Sunday, July 6, 2008
Published July 6, 2008
St. George Spectrum & Daily News
The other morning I walked down the stairs to the basement portion of my house and found myself enveloped in the unmistakable scent of “hot guy.” My basement always smells like “hot guy” when my husband is taking a shower.
The scent is hard to describe, but it’s certainly pleasing to this columnist’s olfactories. Taking a powerful whiff of my husband’s body wash bottle, I can say it’s very clean, slightly spicy, extremely manly, and well…the embodiment of “hot guy” in a bottle.
I remember the first time I smelled “hot guy.” And the second. And the third. I smelled it every morning at work for more than two years. The “hot guy” label was placed on the scent by the teenage girls I worked with. They were always on the lookout for the, ahem, Hot Guy who had left his sumptuous mark on the hallway we passed through. The day they realized this mysterious Hot Guy was actually a mature man with grown children and a very clean, slightly spicy, extremely manly body wash was pretty hilarious, if I do say so myself. (And since I just did, I guess I do.)
Fragrances are a funny thing. I wonder…is it a fad like any other? How did people want to smell in ancient times? I mean, was “Tar Pit” the “Obsession” of the cave man days? Did people in Medieval times want to smell like “Moat Goddess” or “Essence of Knight?” I wonder what/who determines which scents are popular and why.
For some, science is involved. According to “the industry” we’re all just big bags of pheromones waiting to be signaled by the other bags of pheromones walking around. The cologne makers of the 70’s decided to cash in on the pheromone phenomenon by including “musk” in men’s cologne, claiming this would stimulate the pheromones of women and make the man who wore it nearly irresistible.

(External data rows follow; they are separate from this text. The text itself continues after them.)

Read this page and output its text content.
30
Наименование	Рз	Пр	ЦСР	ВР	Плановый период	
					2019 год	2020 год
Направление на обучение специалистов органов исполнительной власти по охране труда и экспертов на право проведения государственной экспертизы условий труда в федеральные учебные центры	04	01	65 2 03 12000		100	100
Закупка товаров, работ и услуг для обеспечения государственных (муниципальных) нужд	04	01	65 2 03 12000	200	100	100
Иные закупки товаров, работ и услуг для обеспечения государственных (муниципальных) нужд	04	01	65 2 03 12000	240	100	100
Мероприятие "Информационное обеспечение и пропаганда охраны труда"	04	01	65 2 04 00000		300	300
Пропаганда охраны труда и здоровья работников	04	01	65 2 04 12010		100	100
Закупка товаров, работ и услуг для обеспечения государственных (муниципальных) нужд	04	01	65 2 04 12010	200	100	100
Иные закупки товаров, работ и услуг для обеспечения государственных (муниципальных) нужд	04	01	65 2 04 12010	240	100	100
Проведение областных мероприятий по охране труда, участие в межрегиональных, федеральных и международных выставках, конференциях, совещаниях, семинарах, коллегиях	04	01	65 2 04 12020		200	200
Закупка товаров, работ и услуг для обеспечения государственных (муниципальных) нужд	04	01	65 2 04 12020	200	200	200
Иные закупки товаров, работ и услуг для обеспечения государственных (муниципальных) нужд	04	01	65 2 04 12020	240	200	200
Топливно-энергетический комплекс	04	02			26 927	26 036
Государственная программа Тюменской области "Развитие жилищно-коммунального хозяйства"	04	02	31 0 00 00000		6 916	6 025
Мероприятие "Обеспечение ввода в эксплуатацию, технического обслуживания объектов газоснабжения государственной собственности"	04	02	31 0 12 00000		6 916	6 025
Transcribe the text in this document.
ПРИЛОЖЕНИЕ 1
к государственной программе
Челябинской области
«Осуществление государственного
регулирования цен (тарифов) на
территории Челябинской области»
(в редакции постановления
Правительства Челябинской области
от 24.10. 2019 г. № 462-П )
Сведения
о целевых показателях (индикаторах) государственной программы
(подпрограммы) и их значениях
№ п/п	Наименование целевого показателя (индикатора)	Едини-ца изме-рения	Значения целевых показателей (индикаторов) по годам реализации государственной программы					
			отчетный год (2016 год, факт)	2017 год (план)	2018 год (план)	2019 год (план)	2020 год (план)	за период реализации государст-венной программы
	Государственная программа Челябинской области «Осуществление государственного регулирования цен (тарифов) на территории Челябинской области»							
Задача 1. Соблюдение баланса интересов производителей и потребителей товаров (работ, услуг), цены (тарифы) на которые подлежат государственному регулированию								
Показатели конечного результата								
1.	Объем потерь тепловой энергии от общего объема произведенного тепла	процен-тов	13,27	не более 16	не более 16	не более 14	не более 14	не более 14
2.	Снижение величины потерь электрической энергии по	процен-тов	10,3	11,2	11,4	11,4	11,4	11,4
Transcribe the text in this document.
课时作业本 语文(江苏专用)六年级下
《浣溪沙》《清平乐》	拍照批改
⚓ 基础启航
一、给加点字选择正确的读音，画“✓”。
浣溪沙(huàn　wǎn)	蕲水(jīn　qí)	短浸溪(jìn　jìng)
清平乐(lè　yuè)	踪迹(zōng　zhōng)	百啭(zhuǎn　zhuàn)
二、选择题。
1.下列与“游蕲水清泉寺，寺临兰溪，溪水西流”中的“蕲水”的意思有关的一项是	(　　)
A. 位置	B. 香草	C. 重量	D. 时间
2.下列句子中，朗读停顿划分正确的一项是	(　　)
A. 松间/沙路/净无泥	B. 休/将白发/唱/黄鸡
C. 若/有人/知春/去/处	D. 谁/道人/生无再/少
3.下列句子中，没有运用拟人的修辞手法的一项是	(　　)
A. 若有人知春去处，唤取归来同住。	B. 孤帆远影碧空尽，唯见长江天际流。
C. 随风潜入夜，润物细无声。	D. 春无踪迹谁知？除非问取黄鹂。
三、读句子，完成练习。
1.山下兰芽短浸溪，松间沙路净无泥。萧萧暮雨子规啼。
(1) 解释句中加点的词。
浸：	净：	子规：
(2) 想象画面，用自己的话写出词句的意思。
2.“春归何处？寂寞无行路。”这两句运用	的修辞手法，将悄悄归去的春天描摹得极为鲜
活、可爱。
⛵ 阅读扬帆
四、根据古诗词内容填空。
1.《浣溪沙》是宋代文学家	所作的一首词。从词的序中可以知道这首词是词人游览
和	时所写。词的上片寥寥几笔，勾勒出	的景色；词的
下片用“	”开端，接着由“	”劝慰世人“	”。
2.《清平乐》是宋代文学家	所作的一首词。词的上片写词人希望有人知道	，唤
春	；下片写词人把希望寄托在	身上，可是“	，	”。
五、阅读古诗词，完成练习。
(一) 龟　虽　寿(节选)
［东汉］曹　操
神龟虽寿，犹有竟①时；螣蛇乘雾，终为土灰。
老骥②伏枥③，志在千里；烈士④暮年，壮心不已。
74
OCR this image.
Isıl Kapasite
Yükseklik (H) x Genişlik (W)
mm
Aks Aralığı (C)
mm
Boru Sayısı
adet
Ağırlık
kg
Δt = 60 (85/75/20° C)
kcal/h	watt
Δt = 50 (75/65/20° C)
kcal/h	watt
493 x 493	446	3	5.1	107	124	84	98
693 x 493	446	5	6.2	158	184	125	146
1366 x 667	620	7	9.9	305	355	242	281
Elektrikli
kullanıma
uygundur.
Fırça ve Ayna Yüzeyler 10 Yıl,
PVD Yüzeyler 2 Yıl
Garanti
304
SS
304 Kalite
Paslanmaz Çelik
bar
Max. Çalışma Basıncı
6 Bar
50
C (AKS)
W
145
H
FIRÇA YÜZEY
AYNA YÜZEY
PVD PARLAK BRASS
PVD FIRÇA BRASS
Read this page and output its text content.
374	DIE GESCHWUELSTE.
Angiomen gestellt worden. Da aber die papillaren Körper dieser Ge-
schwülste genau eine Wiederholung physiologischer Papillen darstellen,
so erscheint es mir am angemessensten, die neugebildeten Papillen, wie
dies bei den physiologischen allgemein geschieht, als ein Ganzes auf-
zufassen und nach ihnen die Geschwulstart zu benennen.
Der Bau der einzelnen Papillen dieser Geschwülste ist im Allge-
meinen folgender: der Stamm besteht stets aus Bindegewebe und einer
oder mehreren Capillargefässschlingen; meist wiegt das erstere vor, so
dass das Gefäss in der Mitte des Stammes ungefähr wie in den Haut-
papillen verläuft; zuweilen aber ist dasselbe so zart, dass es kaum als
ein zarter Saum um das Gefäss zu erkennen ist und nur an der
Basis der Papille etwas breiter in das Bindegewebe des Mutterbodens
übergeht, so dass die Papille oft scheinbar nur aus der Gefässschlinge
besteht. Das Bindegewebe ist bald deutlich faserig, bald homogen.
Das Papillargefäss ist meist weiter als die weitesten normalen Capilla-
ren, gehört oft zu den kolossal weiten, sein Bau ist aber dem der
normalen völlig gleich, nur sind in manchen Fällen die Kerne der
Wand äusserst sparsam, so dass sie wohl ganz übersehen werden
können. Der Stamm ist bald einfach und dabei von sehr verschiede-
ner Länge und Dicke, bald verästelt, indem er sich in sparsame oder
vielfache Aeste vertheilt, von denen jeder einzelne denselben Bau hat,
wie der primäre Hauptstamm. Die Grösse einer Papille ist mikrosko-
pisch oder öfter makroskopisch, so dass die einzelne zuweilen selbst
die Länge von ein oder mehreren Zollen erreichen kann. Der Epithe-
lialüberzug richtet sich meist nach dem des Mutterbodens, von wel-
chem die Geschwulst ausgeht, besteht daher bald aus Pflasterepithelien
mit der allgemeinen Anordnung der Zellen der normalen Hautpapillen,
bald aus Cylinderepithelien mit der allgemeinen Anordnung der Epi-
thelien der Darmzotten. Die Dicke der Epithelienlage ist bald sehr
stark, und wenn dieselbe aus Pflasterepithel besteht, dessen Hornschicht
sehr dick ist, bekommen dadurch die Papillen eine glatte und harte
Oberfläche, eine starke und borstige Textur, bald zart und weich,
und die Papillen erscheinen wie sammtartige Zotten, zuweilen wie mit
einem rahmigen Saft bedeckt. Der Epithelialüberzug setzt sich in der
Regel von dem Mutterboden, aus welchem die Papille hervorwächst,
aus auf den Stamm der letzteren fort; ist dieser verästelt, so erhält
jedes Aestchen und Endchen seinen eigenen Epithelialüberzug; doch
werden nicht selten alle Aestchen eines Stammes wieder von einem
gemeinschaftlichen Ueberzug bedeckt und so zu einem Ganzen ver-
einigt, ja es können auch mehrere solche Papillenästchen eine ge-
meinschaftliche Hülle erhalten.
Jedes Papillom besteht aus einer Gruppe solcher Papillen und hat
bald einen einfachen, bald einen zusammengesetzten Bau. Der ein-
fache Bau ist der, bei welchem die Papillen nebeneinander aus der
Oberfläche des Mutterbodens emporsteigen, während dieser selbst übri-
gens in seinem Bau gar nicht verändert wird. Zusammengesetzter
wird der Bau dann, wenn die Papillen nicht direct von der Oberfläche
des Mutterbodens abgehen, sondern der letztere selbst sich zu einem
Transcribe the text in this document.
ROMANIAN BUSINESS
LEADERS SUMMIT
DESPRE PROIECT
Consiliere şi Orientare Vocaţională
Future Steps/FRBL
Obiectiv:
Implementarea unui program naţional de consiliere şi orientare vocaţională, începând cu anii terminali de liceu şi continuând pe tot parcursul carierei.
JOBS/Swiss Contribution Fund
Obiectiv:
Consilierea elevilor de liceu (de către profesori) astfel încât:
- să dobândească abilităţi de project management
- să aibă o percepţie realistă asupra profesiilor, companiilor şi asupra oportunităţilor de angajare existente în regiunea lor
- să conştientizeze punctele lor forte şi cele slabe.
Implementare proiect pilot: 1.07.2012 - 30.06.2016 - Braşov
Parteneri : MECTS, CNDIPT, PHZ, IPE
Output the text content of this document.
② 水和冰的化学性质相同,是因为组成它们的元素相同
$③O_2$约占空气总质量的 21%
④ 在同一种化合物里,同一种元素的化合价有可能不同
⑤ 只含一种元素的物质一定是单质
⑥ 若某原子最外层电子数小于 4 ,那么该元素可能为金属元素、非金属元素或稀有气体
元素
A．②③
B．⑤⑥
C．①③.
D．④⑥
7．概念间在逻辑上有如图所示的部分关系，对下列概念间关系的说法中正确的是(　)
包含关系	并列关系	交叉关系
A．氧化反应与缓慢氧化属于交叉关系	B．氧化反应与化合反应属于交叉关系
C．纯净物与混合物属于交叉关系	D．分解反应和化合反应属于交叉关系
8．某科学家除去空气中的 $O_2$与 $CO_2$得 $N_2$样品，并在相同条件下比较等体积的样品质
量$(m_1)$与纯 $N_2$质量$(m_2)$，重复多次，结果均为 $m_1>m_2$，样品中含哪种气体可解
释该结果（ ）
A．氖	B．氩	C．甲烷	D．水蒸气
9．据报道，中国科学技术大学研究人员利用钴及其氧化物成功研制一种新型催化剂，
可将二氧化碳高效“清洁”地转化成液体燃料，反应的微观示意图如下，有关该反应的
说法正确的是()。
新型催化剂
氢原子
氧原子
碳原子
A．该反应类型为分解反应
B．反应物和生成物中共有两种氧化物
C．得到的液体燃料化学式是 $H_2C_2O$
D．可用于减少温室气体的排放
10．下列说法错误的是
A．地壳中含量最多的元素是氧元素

It’s interesting stuff until you realize musk is a secretion of the underside of a musk deer. I don’t know about you, but I don’t think I’ve ever found a remote, endangered, wild animal of Siberia at all irresistible. Maybe my pheromones are broken…
According to evolutionary scientists, body odor is actually nature’s most potent agent of attraction. Believe it or not, body odor, particularly that originating from the underarm, is meant to signal a potential mate that one has passed the puberty phase and is now mature enough to bear offspring. Underarm hair is a means of trapping and enhancing the odor for maximum attraction potential and perpetuation of the species. It begs the question: If we eliminate and mask our body odor with fragrances we think are attractive, are we really just shooting ourselves in the evolutionary foot?
I don’t really want an answer to that question. Scientists be darned, I’d much rather smell like mangoes and pomegranates than B.O., no matter how mature the opposite gender might find me otherwise. I know I’m disproving my previous theory about musk here. I mean, is any man more attracted to fruit than I am to wild deer? Actually, I’m sure the answer to this is yes, and my reasoning lies in the “way to a man’s heart is through his stomach” idiom.
If they made a lasagna scented perfume, I’d be wearing it right now.